Résultats de trafic Juillet 2018
Ils insistent les bougres !

A l’occasion de l’information « Trafic mois de juillet 2018 » produite par la direction, nous pouvons lire dans les commentaires des « Faits marquants » que :
« La capacité du Groupe a augmenté de +1,4% par rapport à juillet 2017, - 1,1% par rapport aux prévisions, principalement en raison d’irrégularités temporaires de planification liées aux retards de formations pilotes consécutifs aux grèves ». Fermez le ban.

Outre le fait que la direction s’enfonce dans son déni sur les raisons ayant conduit au fiasco de notre exploitation estivale (la faute à la grève et aux pilotes... mais absolument pas aux perpétuelles politiques de contraction des coûts et à leur incompétence à anticiper la reprise tant en terme d’avions que de personnels)... les SKO entre AF et KLM poursuivent leur dérive en défaveur d’AF !

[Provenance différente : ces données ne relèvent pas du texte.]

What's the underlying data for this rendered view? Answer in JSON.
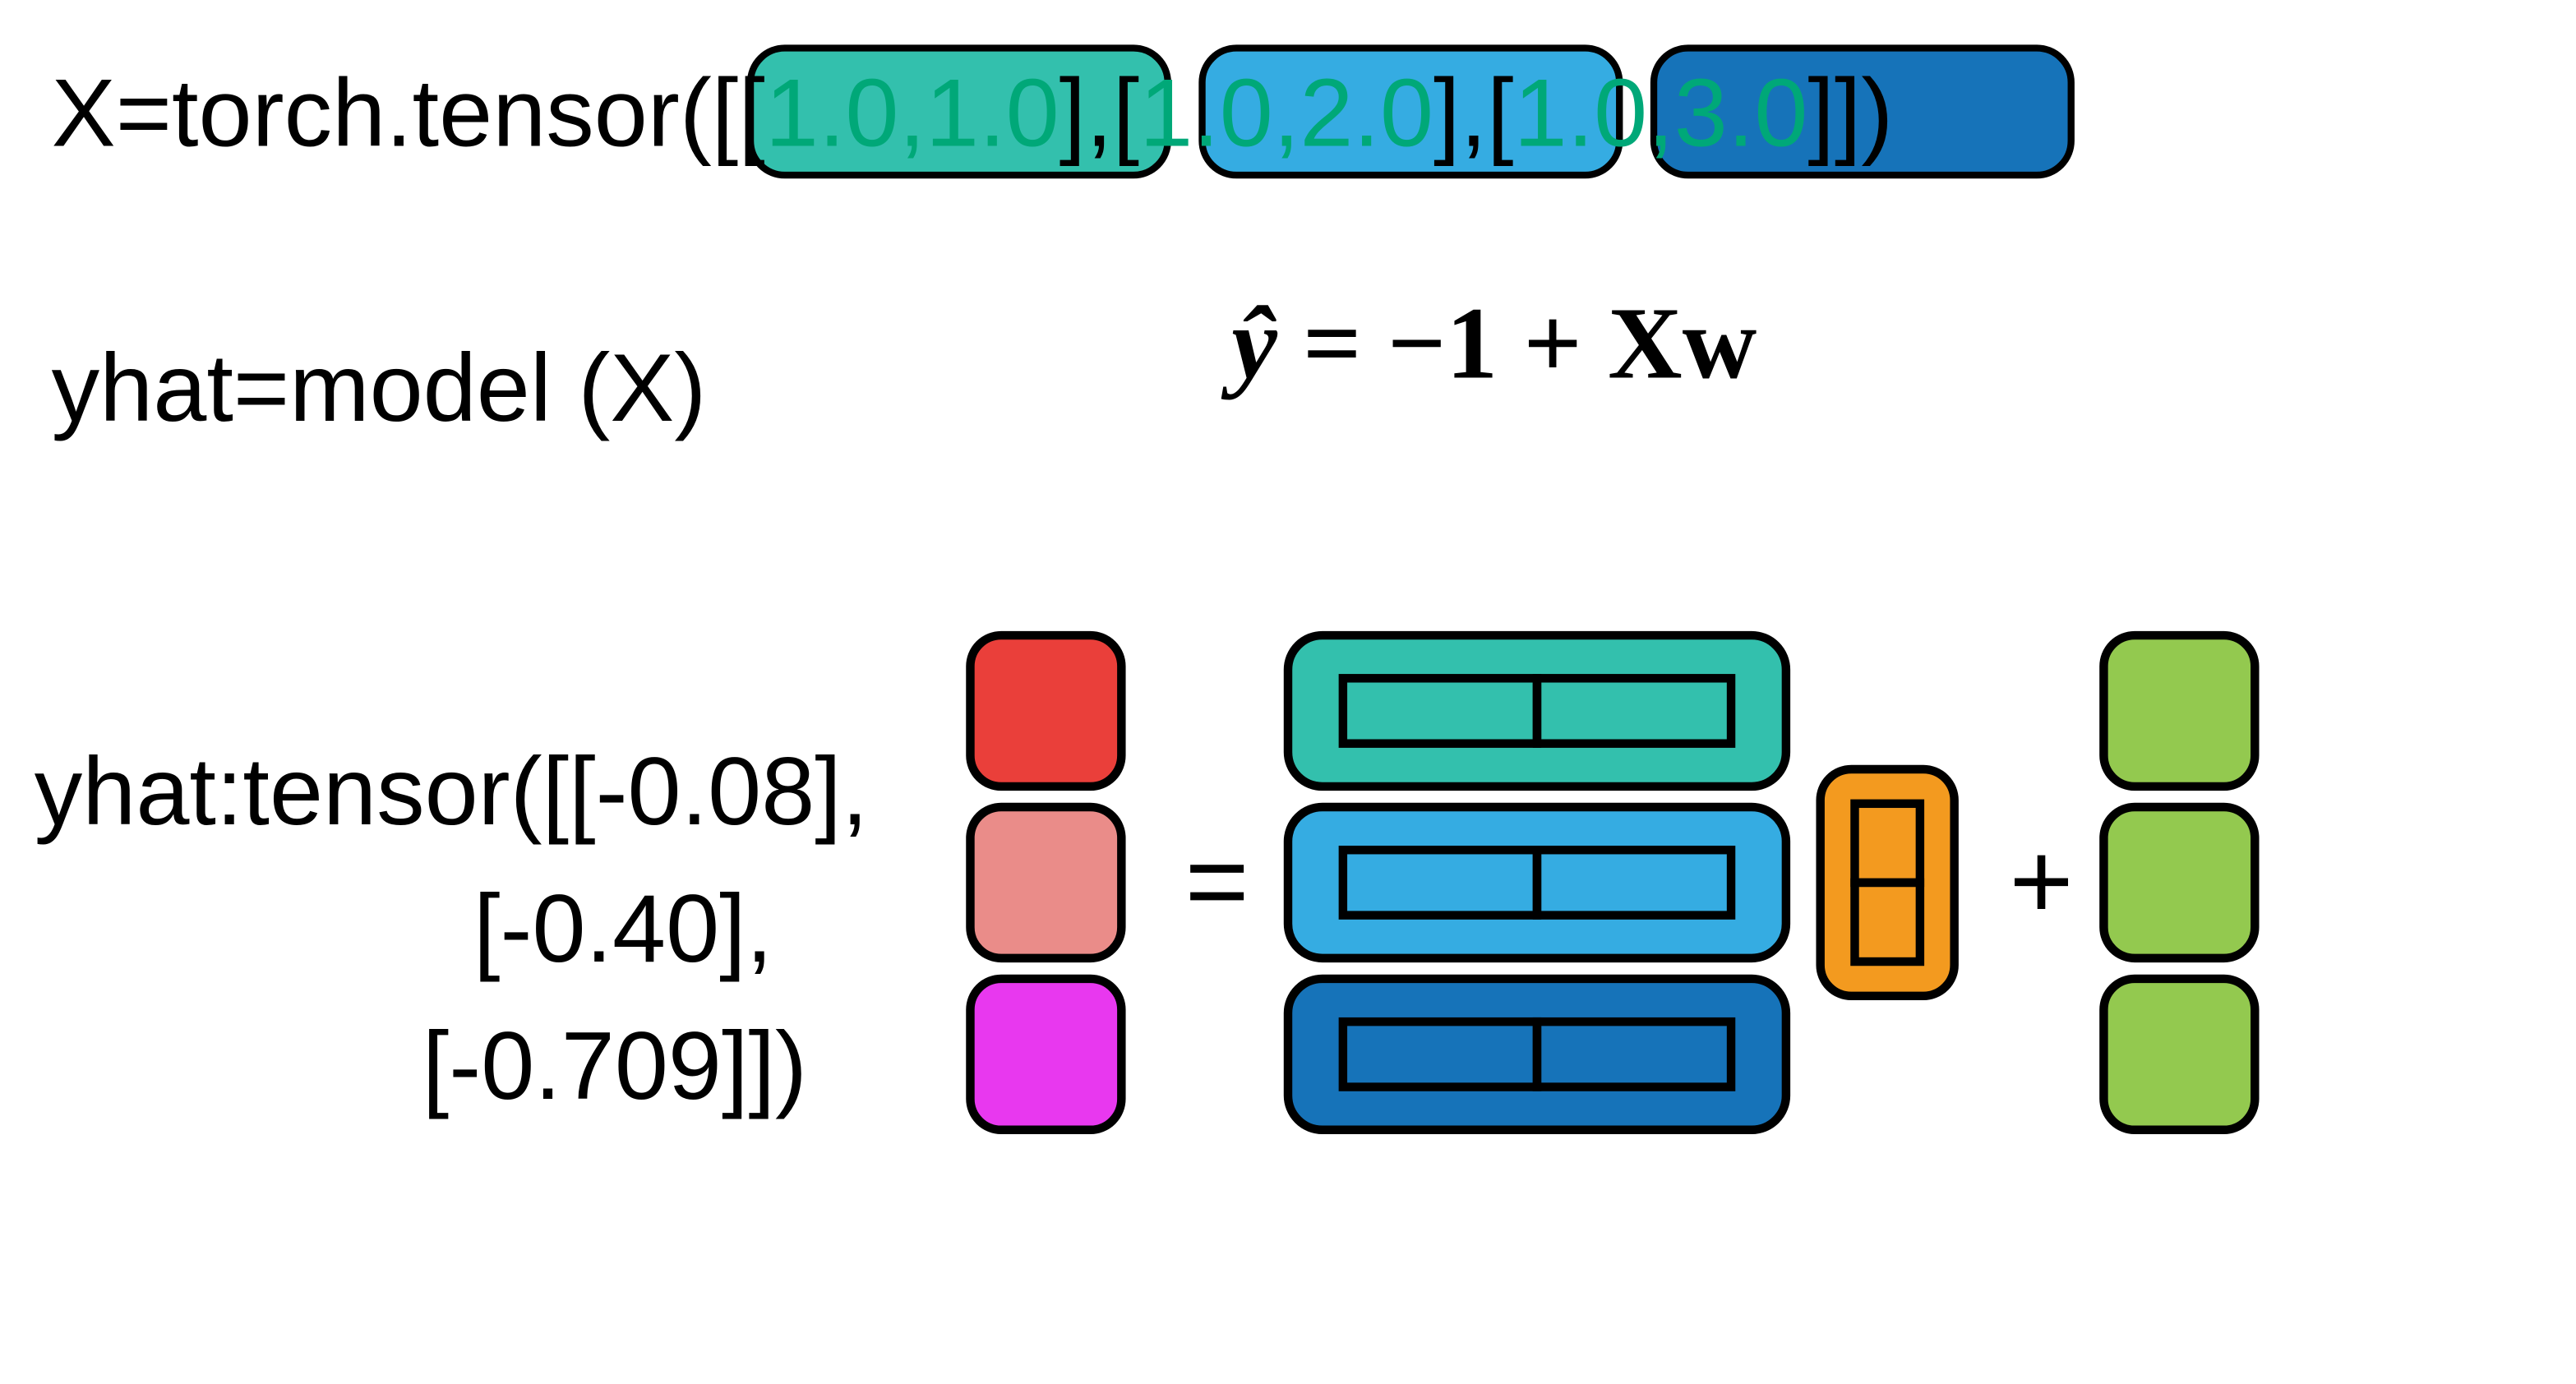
{
  "line_x": {
    "prefix": "X=torch.tensor([",
    "p1": {
      "open": "[",
      "a": "1.0",
      "c": ",",
      "b": "1.0",
      "close": "]"
    },
    "sep12": ",",
    "p2": {
      "open": "[",
      "a": "1.0",
      "c": ",",
      "b": "2.0",
      "close": "]"
    },
    "sep23": ",",
    "p3": {
      "open": "[",
      "a": "1.0",
      "c": ",",
      "b": "3.0",
      "close": "]"
    },
    "suffix": "])"
  },
  "line_call": "yhat=model (X)",
  "equation": {
    "yhat": "ŷ",
    "eq": " = ",
    "minus1": "−1",
    "plus": " +  ",
    "Xw": "Xw"
  },
  "line_result": {
    "head": "yhat:tensor([[-0.08],",
    "mid": "[-0.40],",
    "tail": "[-0.709]])"
  },
  "ops": {
    "eq": "=",
    "plus": "+"
  },
  "colors": {
    "teal": "#33c0ad",
    "sky": "#35ace2",
    "blue": "#1673b9",
    "red": "#ea3f3a",
    "pink": "#ea8c89",
    "magenta": "#e838ef",
    "orange": "#f39a1f",
    "green": "#93c94f",
    "stroke": "#000000"
  }
}
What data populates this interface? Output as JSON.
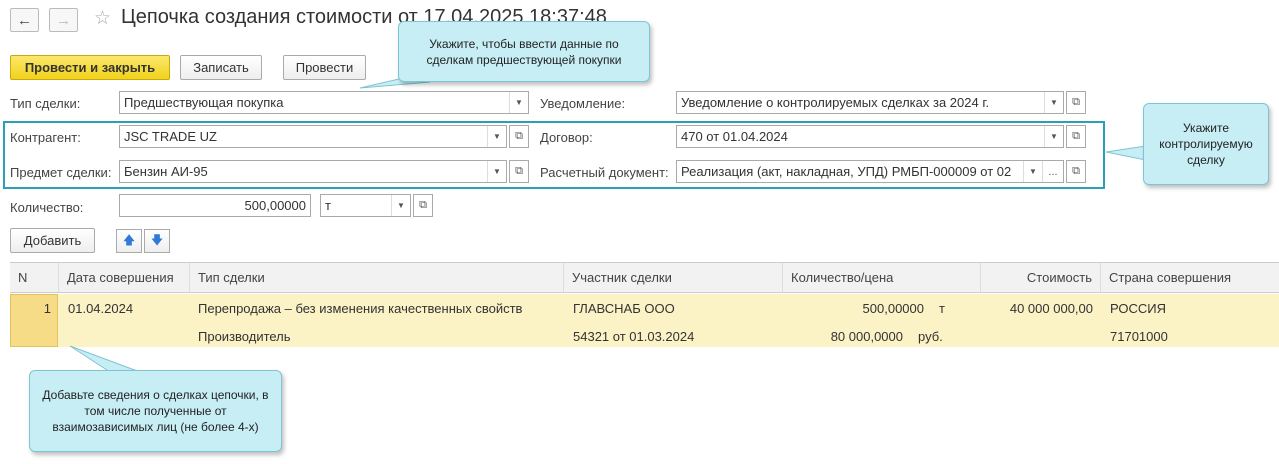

SKO LC AF - Juillet 18 (cumul 1 an) => +0,9% (+0,7%)
SKO LC KLM => +2,1% (+3,9%)

SKO AF/HOP MC => +2,7% (-2%)
SKO KLM/KLC => -0,3% (+3,2%)

Et malgré cette politique de transfert d’activité néfaste concoctée par notre direction, les salariés d’Air France, en particulier les pilotes, réussissent à préserver notre Sécurité des Vols et continuent à créer de la richesse. En effet, MALGRE les conséquences des plans industriels successifs concoctés par les petits génies de la finance du siège, tous basés sur une vision uniquement comptable et financière étriquée incapable de prise de recul (telle la compréhension que le paramètre social s’IMPOSE désormais comme un PREALABLE incontournable à toute perspective), la ligne continue de passer. Même si c’est au prix d’une fatigue certaine dont la canicule ou la grève ne sont pas les seules explications cher monsieur le Directeur-Général adjoint Economie et Finances, M Verspyck !
En effet, ce dernier n’a-t-il pas amèrement commenté, le mois dernier, les résultats (de la même teinte) du second trimestre 2018 assortis de ceux du premier semestre ?

La réponse est oui  !

Selon notre sombre « analyste », les diverses baisses (louées d’ailleurs par des envolées du cours de l’action et des commentaires dithyrambiques chez les médias habituels pourfendeurs des pilotes « gréviculteurs ») par rapport au budget (offre, recettes ou NPS) sont toutes imputables à la grève. Pas à l’aboutissement du cumul d’exaspération né de l’enchainement de toujours les mêmes plans industriels « géniaux » faits de gains de 20% de productivité, d’externalisation, de baisse du prix du travail et de dégradation des conditions de celui-ci ! Effectif exsangue, matériel éreinté et personnel écœuré (en termes de RPS, le « désengagement » d’un personnel démotivé est particulièrement est synonyme de performance très dégradée...) ne sont pas même un motif d’examen ! Pas une allusion !

Au contraire, probablement encouragé par le puissant diagnostic dispensé par le Directeur général exploitation,AH Bernard,, toujours le mois dernier, et dont le « retour d’expérience de l’été » sera engagé fin août (qu’il nous tarde d’en connaître les fulgurances !), notre financier à sang froid se met subitement à frétiller comme une jeune truite à l’évocation de son domaine d’exercice des ses talents : les indicateurs financiers !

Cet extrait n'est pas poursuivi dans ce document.